Take Precautions With Teenage Drivers on Halloween
If your teenager is of driving age, consider suspending those privileges on Halloween after dark. There will be many small children darting into the streets and it’s vitally important that drivers drive very slowly and are aware of what’s happening around them. If your teen has to drive, consider nixing the idea of them transporting friends with them, since a group of teens in a car can be a distraction to a novice driver. Try to make arrangements to drive your teen where they need to be so you don’t have to worry about teenage drivers at all on this night.
If your teen will be going to a party, make sure they know the rules about not getting into a car with an impaired driver behind the wheel. Teens often overestimate their abilities, so they might not realize that a teenager having just one beer can be more severely impacted than an adult having a beer or a glass of wine with dinner. Make it a rule that if there’s any drinking going on, your teen needs to call you for a ride.

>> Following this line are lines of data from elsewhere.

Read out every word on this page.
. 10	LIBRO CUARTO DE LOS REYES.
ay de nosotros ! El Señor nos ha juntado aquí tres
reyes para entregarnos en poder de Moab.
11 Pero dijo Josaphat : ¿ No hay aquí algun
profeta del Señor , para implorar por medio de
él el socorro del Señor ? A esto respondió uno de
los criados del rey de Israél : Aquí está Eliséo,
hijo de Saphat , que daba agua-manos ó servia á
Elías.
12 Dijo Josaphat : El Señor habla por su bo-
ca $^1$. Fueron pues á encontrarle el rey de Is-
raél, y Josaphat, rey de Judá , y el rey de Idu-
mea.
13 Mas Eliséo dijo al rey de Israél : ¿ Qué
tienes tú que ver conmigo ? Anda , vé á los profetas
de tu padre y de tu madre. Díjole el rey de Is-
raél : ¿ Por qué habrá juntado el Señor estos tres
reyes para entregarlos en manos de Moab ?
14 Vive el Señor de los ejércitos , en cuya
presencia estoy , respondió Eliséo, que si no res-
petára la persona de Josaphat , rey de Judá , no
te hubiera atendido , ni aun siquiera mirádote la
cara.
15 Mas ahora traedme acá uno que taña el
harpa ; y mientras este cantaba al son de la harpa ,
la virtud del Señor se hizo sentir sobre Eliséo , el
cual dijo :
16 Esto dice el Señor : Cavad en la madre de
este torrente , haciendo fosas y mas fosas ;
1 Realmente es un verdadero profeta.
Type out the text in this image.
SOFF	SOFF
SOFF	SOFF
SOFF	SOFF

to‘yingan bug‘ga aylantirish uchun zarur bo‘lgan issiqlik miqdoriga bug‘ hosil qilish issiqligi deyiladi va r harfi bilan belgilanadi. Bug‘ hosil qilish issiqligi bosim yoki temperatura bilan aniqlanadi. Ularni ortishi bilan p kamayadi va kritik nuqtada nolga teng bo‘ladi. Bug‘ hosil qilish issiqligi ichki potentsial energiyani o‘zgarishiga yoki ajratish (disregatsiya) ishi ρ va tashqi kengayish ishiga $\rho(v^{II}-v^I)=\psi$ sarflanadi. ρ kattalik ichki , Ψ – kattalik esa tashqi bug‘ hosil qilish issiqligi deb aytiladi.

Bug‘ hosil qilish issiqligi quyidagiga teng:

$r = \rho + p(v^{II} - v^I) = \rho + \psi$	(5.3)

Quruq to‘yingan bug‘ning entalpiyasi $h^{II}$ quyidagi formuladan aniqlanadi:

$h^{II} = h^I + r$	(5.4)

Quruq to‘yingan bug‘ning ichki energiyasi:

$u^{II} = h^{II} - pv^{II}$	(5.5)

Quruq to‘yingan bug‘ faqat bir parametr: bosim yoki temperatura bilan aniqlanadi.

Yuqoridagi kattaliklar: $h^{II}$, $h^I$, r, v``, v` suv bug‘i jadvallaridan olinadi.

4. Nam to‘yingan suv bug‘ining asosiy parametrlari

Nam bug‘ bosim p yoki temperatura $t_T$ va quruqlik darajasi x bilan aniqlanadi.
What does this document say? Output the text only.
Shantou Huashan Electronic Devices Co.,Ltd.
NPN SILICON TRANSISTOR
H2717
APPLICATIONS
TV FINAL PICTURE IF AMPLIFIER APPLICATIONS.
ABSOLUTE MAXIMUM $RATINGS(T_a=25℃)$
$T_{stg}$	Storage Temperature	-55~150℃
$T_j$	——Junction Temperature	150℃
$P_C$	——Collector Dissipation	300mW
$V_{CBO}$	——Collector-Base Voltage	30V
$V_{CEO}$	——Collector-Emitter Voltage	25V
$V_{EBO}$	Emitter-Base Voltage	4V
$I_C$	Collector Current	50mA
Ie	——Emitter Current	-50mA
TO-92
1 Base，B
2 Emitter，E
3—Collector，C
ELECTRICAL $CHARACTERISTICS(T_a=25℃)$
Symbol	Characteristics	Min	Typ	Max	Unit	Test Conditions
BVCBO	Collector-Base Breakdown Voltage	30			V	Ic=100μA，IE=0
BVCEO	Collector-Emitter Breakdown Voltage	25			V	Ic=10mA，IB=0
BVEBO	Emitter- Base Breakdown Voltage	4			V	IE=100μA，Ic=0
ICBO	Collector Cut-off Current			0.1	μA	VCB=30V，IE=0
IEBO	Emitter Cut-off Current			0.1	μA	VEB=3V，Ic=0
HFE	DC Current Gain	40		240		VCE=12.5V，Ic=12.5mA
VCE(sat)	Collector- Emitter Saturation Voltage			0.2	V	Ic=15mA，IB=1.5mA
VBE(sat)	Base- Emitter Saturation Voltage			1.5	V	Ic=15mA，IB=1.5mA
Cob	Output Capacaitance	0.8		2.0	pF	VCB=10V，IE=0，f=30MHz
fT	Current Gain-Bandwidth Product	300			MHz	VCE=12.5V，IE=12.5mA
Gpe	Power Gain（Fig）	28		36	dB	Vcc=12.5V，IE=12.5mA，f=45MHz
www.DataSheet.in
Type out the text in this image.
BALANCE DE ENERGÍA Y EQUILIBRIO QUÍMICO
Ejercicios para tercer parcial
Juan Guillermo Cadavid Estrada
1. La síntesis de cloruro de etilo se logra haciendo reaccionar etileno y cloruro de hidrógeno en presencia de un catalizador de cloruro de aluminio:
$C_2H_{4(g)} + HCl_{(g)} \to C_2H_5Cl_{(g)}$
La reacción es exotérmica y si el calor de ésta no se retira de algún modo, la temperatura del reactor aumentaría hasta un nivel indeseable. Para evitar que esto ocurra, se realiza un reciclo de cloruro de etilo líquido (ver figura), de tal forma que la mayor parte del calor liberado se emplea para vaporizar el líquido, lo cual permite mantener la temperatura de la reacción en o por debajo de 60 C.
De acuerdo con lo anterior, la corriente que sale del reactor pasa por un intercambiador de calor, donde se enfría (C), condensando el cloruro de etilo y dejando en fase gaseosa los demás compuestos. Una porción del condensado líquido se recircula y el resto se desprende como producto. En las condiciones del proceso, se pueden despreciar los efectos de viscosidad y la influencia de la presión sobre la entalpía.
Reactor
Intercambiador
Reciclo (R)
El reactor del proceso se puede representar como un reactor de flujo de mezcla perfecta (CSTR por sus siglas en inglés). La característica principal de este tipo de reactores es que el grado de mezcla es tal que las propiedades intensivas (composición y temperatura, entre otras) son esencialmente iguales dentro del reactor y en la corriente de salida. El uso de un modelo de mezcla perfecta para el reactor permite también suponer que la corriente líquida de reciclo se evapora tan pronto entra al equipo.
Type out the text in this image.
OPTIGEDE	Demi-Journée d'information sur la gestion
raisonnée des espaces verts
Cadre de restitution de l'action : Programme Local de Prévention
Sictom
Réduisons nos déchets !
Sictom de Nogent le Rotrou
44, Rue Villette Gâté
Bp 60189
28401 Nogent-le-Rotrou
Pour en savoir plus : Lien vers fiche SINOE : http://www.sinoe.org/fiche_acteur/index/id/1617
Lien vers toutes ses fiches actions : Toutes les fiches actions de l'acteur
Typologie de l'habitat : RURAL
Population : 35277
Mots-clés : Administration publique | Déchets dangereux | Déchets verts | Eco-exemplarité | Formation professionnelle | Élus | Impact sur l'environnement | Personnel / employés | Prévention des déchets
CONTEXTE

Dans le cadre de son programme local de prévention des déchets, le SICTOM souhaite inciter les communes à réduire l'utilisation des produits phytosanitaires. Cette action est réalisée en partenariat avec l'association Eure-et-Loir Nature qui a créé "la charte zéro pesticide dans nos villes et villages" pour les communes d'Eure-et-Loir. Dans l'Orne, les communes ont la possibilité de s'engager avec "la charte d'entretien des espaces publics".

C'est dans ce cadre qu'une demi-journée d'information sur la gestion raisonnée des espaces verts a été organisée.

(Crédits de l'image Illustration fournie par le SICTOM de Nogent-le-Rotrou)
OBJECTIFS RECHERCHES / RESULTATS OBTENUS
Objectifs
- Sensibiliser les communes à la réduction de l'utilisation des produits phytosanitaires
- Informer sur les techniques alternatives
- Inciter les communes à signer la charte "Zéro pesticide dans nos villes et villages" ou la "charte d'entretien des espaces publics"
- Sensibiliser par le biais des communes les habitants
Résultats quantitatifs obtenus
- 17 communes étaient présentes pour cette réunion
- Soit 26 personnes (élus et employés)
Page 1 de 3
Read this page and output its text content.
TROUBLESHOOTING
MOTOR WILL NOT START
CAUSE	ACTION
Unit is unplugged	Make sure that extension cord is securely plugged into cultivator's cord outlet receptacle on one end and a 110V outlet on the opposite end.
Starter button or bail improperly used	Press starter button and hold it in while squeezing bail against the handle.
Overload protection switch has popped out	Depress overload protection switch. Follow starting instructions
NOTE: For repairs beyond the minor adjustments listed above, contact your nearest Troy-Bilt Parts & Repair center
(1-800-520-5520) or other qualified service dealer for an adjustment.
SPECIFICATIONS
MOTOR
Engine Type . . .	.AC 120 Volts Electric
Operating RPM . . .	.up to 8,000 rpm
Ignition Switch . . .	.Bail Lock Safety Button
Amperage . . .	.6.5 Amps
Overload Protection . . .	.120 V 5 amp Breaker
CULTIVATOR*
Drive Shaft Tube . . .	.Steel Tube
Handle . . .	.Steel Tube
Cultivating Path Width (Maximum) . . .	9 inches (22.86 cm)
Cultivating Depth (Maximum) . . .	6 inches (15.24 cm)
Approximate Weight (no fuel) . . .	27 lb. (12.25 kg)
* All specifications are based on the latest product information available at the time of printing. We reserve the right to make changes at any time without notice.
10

Help Your Teen Find Fun, Age-Appropriate Activities
Finally, look for safe activities for your teen. He or she might be happy to go trick-or-treating with a group of younger children as their chaperone. They’re still young enough to dress up and collect candy, and accompanying the neighborhood children might be the perfect way to do this. Handing out candy at your home or at a place of business is another good option for teenagers. Sometimes there will be community activities held at recreation centers or churches for teenagers to dress up and have fun in a safe, supervised atmosphere.
Halloween should be about fun and spookiness, not about drinking or getting into unsafe situations. Talk to your older child or teenager about ways to stay safe while celebrating the magic of All Hallow’s Eve.